Le crescenti tensioni sono arrivate mentre il Sudan è scosso da profonde spaccature politiche, con i leader militari che chiedono una revisione del governo e figure civili che accusano l’esercito di pianificare la presa del potere.

Il Sudan ha dichiarato a settembre di aver sventato un tentativo di colpo di stato di cui incolpava ufficiali militari e civili legati al regime di al-Bashir.
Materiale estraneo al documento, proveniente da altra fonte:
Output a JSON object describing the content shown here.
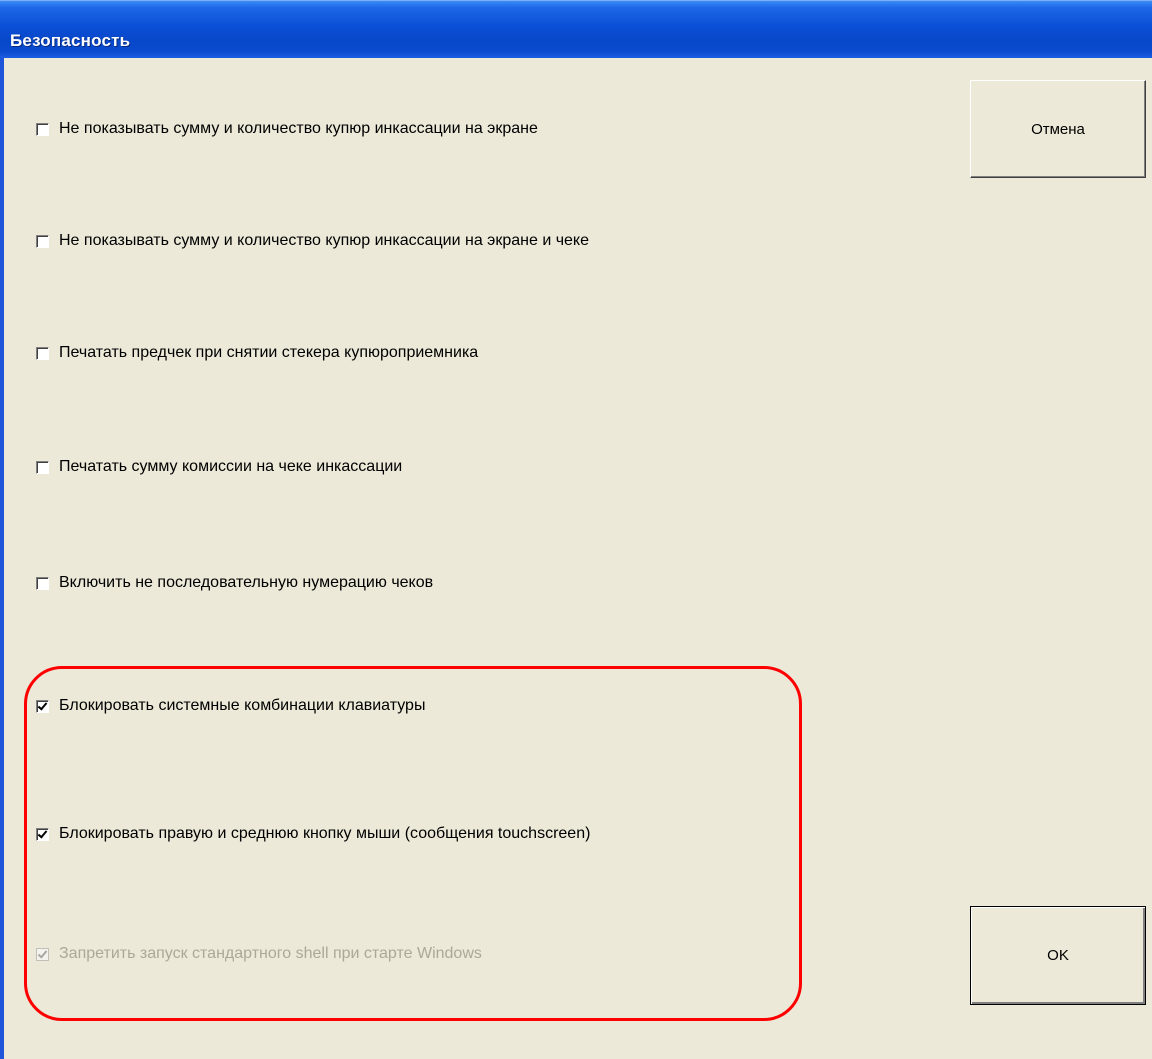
{
  "window": {
    "title": "Безопасность"
  },
  "options": [
    {
      "label": "Не показывать сумму и количество купюр инкассации на экране",
      "checked": false,
      "disabled": false
    },
    {
      "label": "Не показывать сумму и количество купюр инкассации на экране и чеке",
      "checked": false,
      "disabled": false
    },
    {
      "label": "Печатать предчек при снятии стекера купюроприемника",
      "checked": false,
      "disabled": false
    },
    {
      "label": "Печатать сумму комиссии на чеке инкассации",
      "checked": false,
      "disabled": false
    },
    {
      "label": "Включить не последовательную нумерацию чеков",
      "checked": false,
      "disabled": false
    },
    {
      "label": "Блокировать системные комбинации клавиатуры",
      "checked": true,
      "disabled": false
    },
    {
      "label": "Блокировать правую и среднюю кнопку мыши (сообщения touchscreen)",
      "checked": true,
      "disabled": false
    },
    {
      "label": "Запретить запуск стандартного shell при старте Windows",
      "checked": true,
      "disabled": true
    }
  ],
  "buttons": {
    "cancel_label": "Отмена",
    "ok_label": "OK"
  },
  "colors": {
    "titlebar": "#0a4fd6",
    "window_bg": "#ece9d8",
    "annotation": "#ff0000",
    "disabled_text": "#aca899"
  }
}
La scorsa settimana, Hamdok ha descritto la crisi come “la peggiore e la più pericolosa” che il Paese ha dovuto affrontare durante la transizione post-Bashir.

Ali Ammar, un leader di protesta della fazione principale dell’FFC, ha esortato i sudanesi a “riempire le strade” [on Thursday] in tutto il Paese per salvaguardare il governo civile e la transizione democratica”.

“La nostra protesta non si avvicinerà al palazzo presidenziale o al palazzo del governo, quindi non ci sarebbero attriti con i manifestanti [there]”, ha detto mercoledì in una conferenza stampa.

Nasr al-din Mohammed, un altro leader della fazione principale, ha esortato a “pacificare” la protesta, che coincide con l’anniversario della prima rivoluzione del Sudan nel 1964.

Nel frattempo, l’ex leader dei ribelli e attuale governatore del Darfur Minni Minawi, una figura chiave nella fazione scissionista, ha esortato i sostenitori dell’esercito a mantenere l’ordine durante la protesta di giovedì.

“Il 21 ottobre è un giorno di tolleranza, non di incitamento o violenza”, ha detto in una conferenza stampa separata.

Il ministro delle finanze ed ex leader ribelle Gibril Ibrahim, anch’egli associato alla fazione separatista, “ha rifiutato di ricorrere a qualsiasi forma di violenza” durante le proteste pro-esercito.